I had some serious expanding issues this game as well. My god died early on to a lucky sleep-casting indy druid, and I had no priests to recall him. I didnt get him back untill like 2 turns before you resigned... Also, I sacked my prophet, a couple niefel giants, and a few HoF herses to about 40 heavy cavalry... certainly was NOT expecting that many... and so between losing my god and losing my army, my expansion came to a complete halt. I had better luck in test games; I was able to take 1 province/turn starting on turn 1 (yes, my god and starting troops could actually win 90% attacking blind against level 9 indys) and continuing indefinitely. No such luck here, though.
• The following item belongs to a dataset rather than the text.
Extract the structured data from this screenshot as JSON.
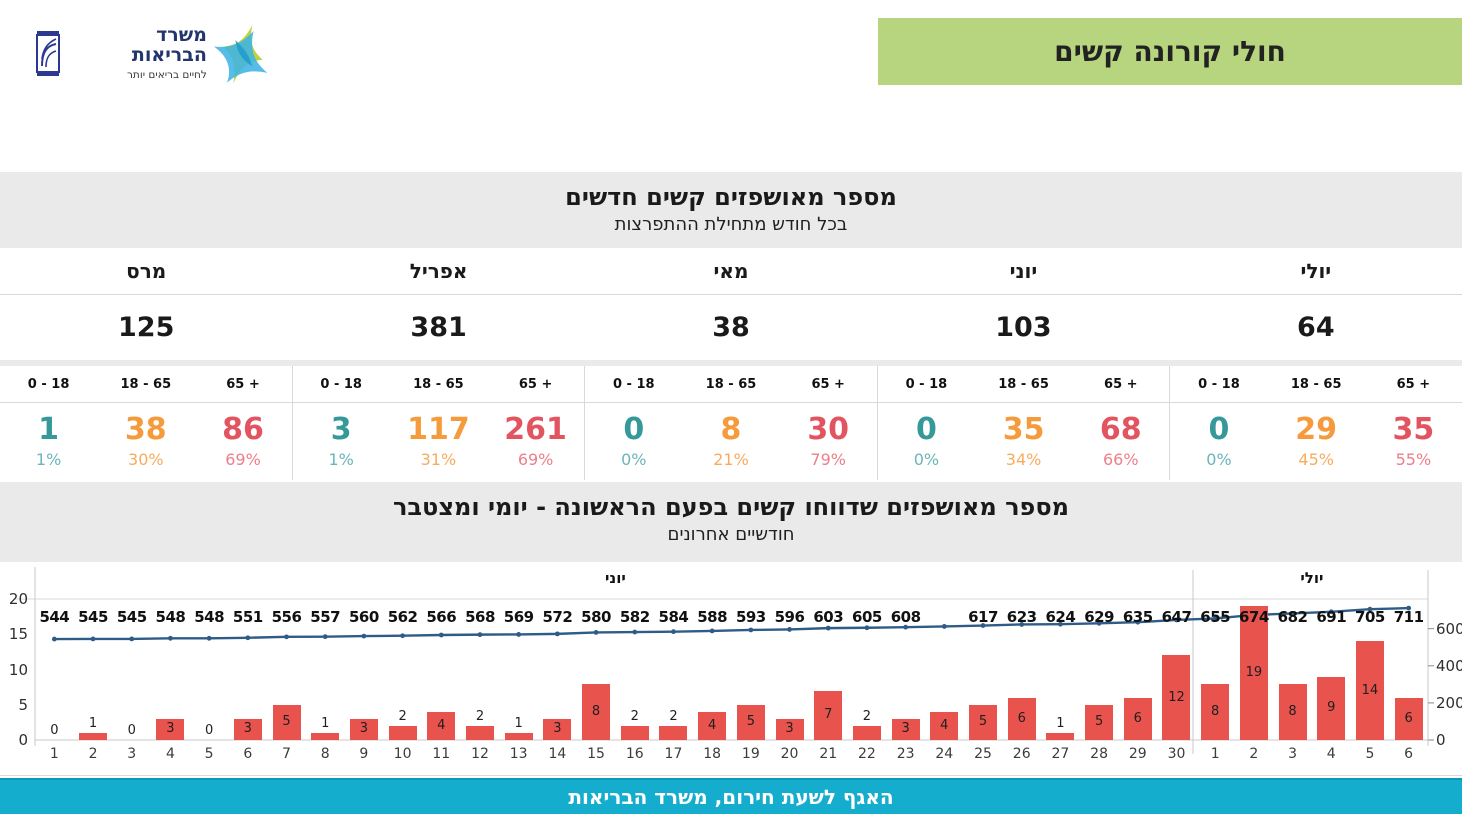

I was also doing a poor job of spending gems. I was using all my mage-time to blood hunt and summon frost fiends, so I had no research. IIRC, at the end, I had about 100 death and water gems piled up, and had just sent about 50 nature gems to Panther so he could start making horned serpents.
The elemental strategy was pretty painfull; I found that even my niefel giants had no hope of getting anywhere near the mages. So I just went all-out frost fiends, figuring flight was what I really needed. I really fell in love with frost fiends in my test games. Not only do they look really cool, in cold 3 they become stronger than devils for less the cost. They get +1 protection, strength, attack, and defense for every cold level, and in a Jotunheim vs. Caelum war, there will be cold everywhere. However, If you would have gotten staffs of storms out, I would have had no answer. But I guess its kind of hard to get that research when your mages are all busy fighting...
Looking at how well Panther was doing, I think he may have been able to win all by himself. His gem income was going through the roof from all the dark knowledge and gnome lore, he had huge Gold income after capturing Ctis's capitol (it had like 350 income!), and the sailing was a major advantage on this map. Not to mention Vans cost about half of what theyre worth. I think with a fire 9 bless theyre worth more like 150 gold. Also, Panther had the best starting spot out of all of us by quite a long shot. I dont think that map is too well balanced. I actually liked the older version better, where you started outside of the cities, and they didnt have the mines. But that version had a couple terrain and neighbor problems.
Anyway, Im game for a rematch. Hopefully Arc could actually get a chance to play it.